Europe’s satellite launch company Arianespace will be launching 36 OneWeb constellation satellites on December 18, using medium lift Russian rocket Soyuz out of Vostochny Cosmodrome in Russia.
OneWeb, a low earth orbit (LEO) broadband satellite communications company, is a consortium between the UK government and Indian telecom group Bharti Global Ltd.
In November 2020 OneWeb announced that it has emerged from US Chapter 11 bankruptcy petition. A consortium of UK Government and Bharti Global, has invested $1bn of new equity to offer broadband connectivity services, via a constellation of 650 LEO satellites.
According to Arianespace, the 36 OneWeb satellites have been encapsulated in the payload fairing or heat shield of the rocket.
The December 18 mission will be the fourth for OneWeb. A total of 74 satellites were delivered by Arianespace into Low Earth Orbit for the connectivity constellation on two missions earlier this year and one in 2019.
“OneWeb’s goal is to bring connectivity to everywhere where fiber cannot reach, delivering high-speed, low-latency connectivity services to a wide range of customer sectors – including aviation, maritime, backhaul services, and for governments, emergency response services and more,” Arianespace said.
The Russian-built Soyuz will release its satellite passengers in nine deployment sequences during a mission lasting just under three hours, 52 minutes.
Total payload lift performance for Soyuz is set at 5,810 kg., which includes the spacecraft, their dispenser and integration hardware.
The Soyuz 2-1b launcher version utilized for Flight ST29 is the result of a joint European/Russian upgrade programme, adding a more powerful third stage engine that significantly increases the launcher’s overall performance, Arianespace added.
This mission’s Soyuz is equipped with a re-ignitable Fregat upper stage, which is routinely used on Arianespace missions to extend the launcher’s capability.
For the upcoming OneWeb deployment, the Fregat stage will perform multiple reignitions/propulsion burns while delivering the OneWeb satellites into a near polar orbit at an altitude of 450 kilometers.

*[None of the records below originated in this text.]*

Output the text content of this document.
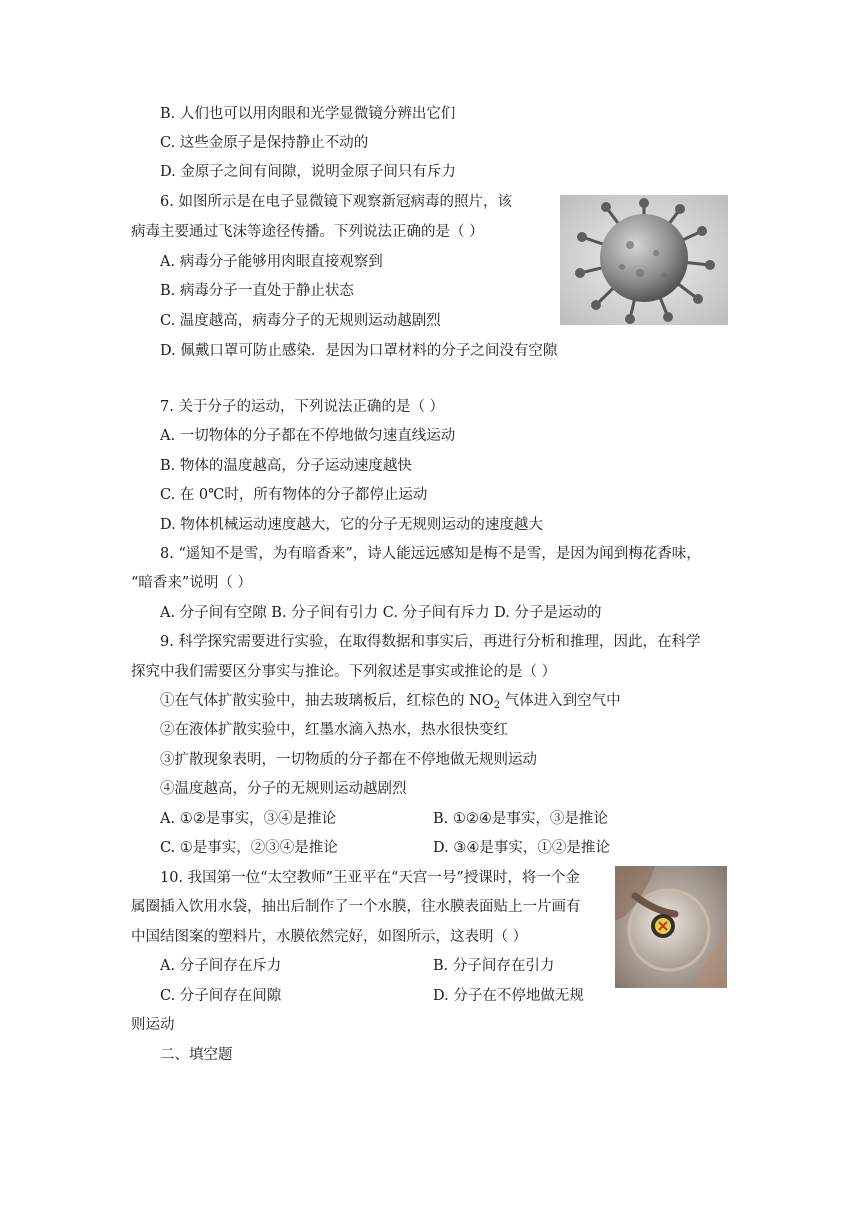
B. 人们也可以用肉眼和光学显微镜分辨出它们
C. 这些金原子是保持静止不动的
D. 金原子之间有间隙，说明金原子间只有斥力
6. 如图所示是在电子显微镜下观察新冠病毒的照片，该
病毒主要通过飞沫等途径传播。下列说法正确的是（ ）
A. 病毒分子能够用肉眼直接观察到
B. 病毒分子一直处于静止状态
C. 温度越高，病毒分子的无规则运动越剧烈
D. 佩戴口罩可防止感染．是因为口罩材料的分子之间没有空隙
7. 关于分子的运动，下列说法正确的是（ ）
A. 一切物体的分子都在不停地做匀速直线运动
B. 物体的温度越高，分子运动速度越快
C. 在 0℃时，所有物体的分子都停止运动
D. 物体机械运动速度越大，它的分子无规则运动的速度越大
8. “遥知不是雪，为有暗香来”，诗人能远远感知是梅不是雪，是因为闻到梅花香味，
“暗香来”说明（ ）
A. 分子间有空隙 B. 分子间有引力 C. 分子间有斥力 D. 分子是运动的
9. 科学探究需要进行实验，在取得数据和事实后，再进行分析和推理，因此，在科学
探究中我们需要区分事实与推论。下列叙述是事实或推论的是（ ）
①在气体扩散实验中，抽去玻璃板后，红棕色的 $NO_2$ 气体进入到空气中
②在液体扩散实验中，红墨水滴入热水，热水很快变红
③扩散现象表明，一切物质的分子都在不停地做无规则运动
④温度越高，分子的无规则运动越剧烈
A. ①②是事实，③④是推论	B. ①②④是事实，③是推论
C. ①是事实，②③④是推论	D. ③④是事实，①②是推论
10. 我国第一位“太空教师”王亚平在“天宫一号”授课时，将一个金
属圈插入饮用水袋，抽出后制作了一个水膜，往水膜表面贴上一片画有
中国结图案的塑料片，水膜依然完好，如图所示，这表明（ ）
A. 分子间存在斥力	B. 分子间存在引力
C. 分子间存在间隙	D. 分子在不停地做无规
则运动
二、填空题
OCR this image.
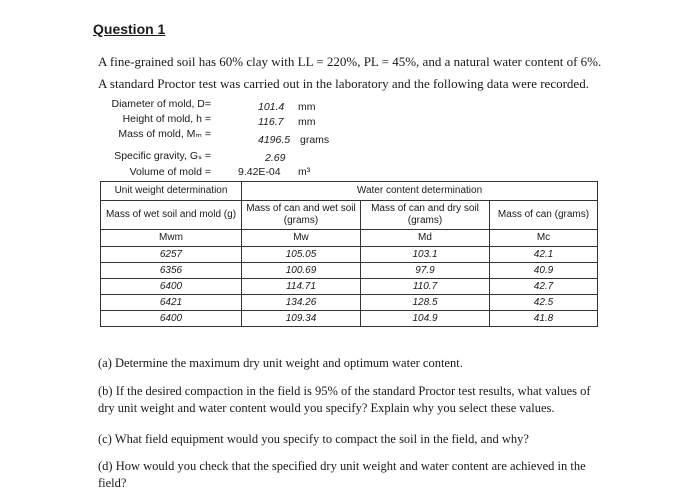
Question 1
A fine-grained soil has 60% clay with LL = 220%, PL = 45%, and a natural water content of 6%.
A standard Proctor test was carried out in the laboratory and the following data were recorded.
Diameter of mold, D=	101.4 mm
Height of mold, h =	116.7 mm
Mass of mold, Mₘ =	4196.5 grams
Specific gravity, Gₛ =	2.69
Volume of mold =	9.42E-04 m³
Unit weight determination	Water content determination		
Mass of wet soil and mold (g)	Mass of can and wet soil (grams)	Mass of can and dry soil (grams)	Mass of can (grams)
Mwm	Mw	Md	Mc
6257	105.05	103.1	42.1
6356	100.69	97.9	40.9
6400	114.71	110.7	42.7
6421	134.26	128.5	42.5
6400	109.34	104.9	41.8
(a) Determine the maximum dry unit weight and optimum water content.
(b) If the desired compaction in the field is 95% of the standard Proctor test results, what values of dry unit weight and water content would you specify? Explain why you select these values.
(c) What field equipment would you specify to compact the soil in the field, and why?
(d) How would you check that the specified dry unit weight and water content are achieved in the field?
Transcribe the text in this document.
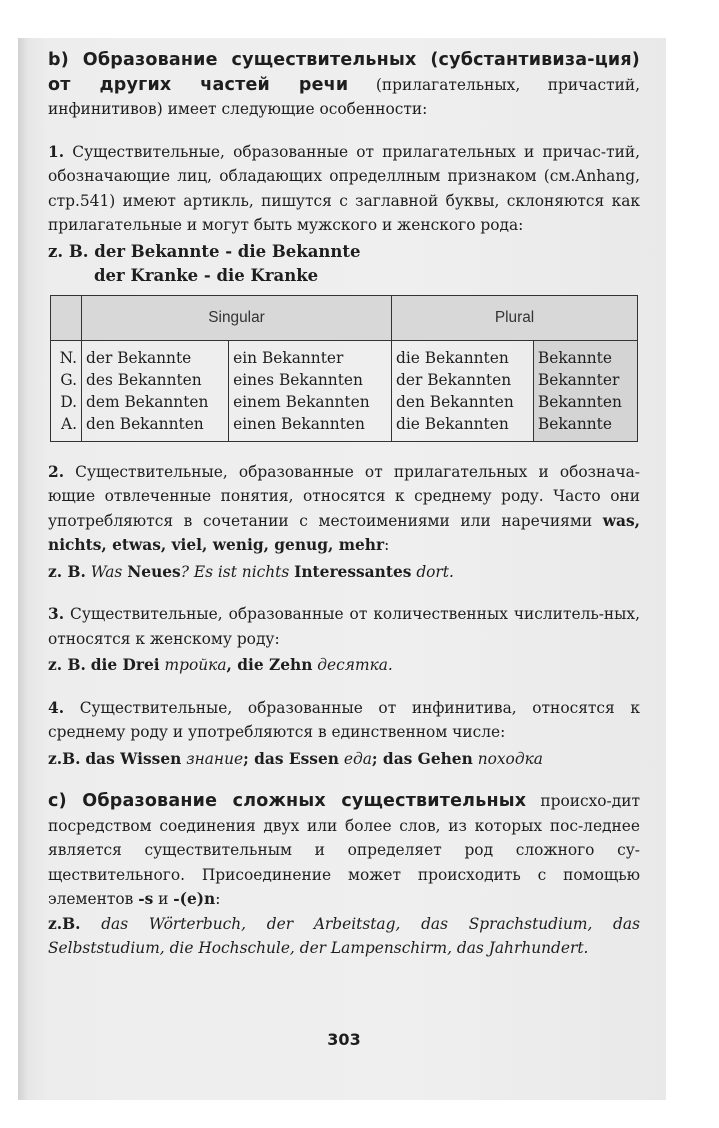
b) Образование существительных (субстантивиза-ция) от других частей речи (прилагательных, причастий, инфинитивов) имеет следующие особенности:

1. Существительные, образованные от прилагательных и причас-тий, обозначающие лиц, обладающих определлным признаком (см.Anhang, стр.541) имеют артикль, пишутся с заглавной буквы, склоняются как прилагательные и могут быть мужского и женского рода:

z. B. der Bekannte - die Bekannte
der Kranke - die Kranke
	Singular		Plural	
N.	der Bekannte	ein Bekannter	die Bekannten	Bekannte
G.	des Bekannten	eines Bekannten	der Bekannten	Bekannter
D.	dem Bekannten	einem Bekannten	den Bekannten	Bekannten
A.	den Bekannten	einen Bekannten	die Bekannten	Bekannte

2. Существительные, образованные от прилагательных и обознача-ющие отвлеченные понятия, относятся к среднему роду. Часто они употребляются в сочетании с местоимениями или наречиями was, nichts, etwas, viel, wenig, genug, mehr:

z. B. Was Neues? Es ist nichts Interessantes dort.

3. Существительные, образованные от количественных числитель-ных, относятся к женскому роду:

z. B. die Drei тройка, die Zehn десятка.

4. Существительные, образованные от инфинитива, относятся к среднему роду и употребляются в единственном числе:

z.B. das Wissen знание; das Essen еда; das Gehen походка

c) Образование сложных существительных происхо-дит посредством соединения двух или более слов, из которых пос-леднее является существительным и определяет род сложного су-ществительного. Присоединение может происходить с помощью элементов -s и -(e)n:

z.B. das Wörterbuch, der Arbeitstag, das Sprachstudium, das Selbststudium, die Hochschule, der Lampenschirm, das Jahrhundert.

303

After completion, the upper stage is to make a final burn for deorbiting.
The spacecraft prime contractor for OneWeb’s constellation is OneWeb Satellites – a joint venture founded by OneWeb and Airbus Defence and Space.
A facility in Florida, US built the passengers for Flight ST29, with the capacity to complete two spacecraft a day on a series production line dedicated to the assembly, integration, and testing of OneWeb satellites.
Flight ST29 underscores Arianespace’s position as a leading provider of launch services for constellation satellites.
Since the late 1990s, it has launched a total of 205 such spacecraft.
In addition to the OneWeb satellites, this involved: 56 for Globalstar; 30 for Planet; 20 for O3b; 12 for Swarm Technologies; eight for Spire; along with one each for Orbcomm, Satellogic, Kepler Communications, Orbital Solutions/GeoOptics and GHGSat.
Additionally, 26 institutional satellites were launched for the European Space Agency (ESA) and the European Commission as part of the Galileo constellation project, Arianespace said.
In November 2020, OneWeb announced that it has emerged from US Chapter 11 bankruptcy petition. A consortium of UK Government and Bharti Global, has invested $1 billion of new equity to offer broadband connectivity services, via a constellation of 650 LEO satellites.
Interestingly a day prior to OneWeb’s constellation of satellites launch, Indian space agency ISRO (Indian Space Research Organisation) will be launching its communication satellite CMS-01, formerly named GSAT-12R, using its Polar Satellite Launch Vehicle (PSLV) rocket’s XL variant numbered as PSLV-C50.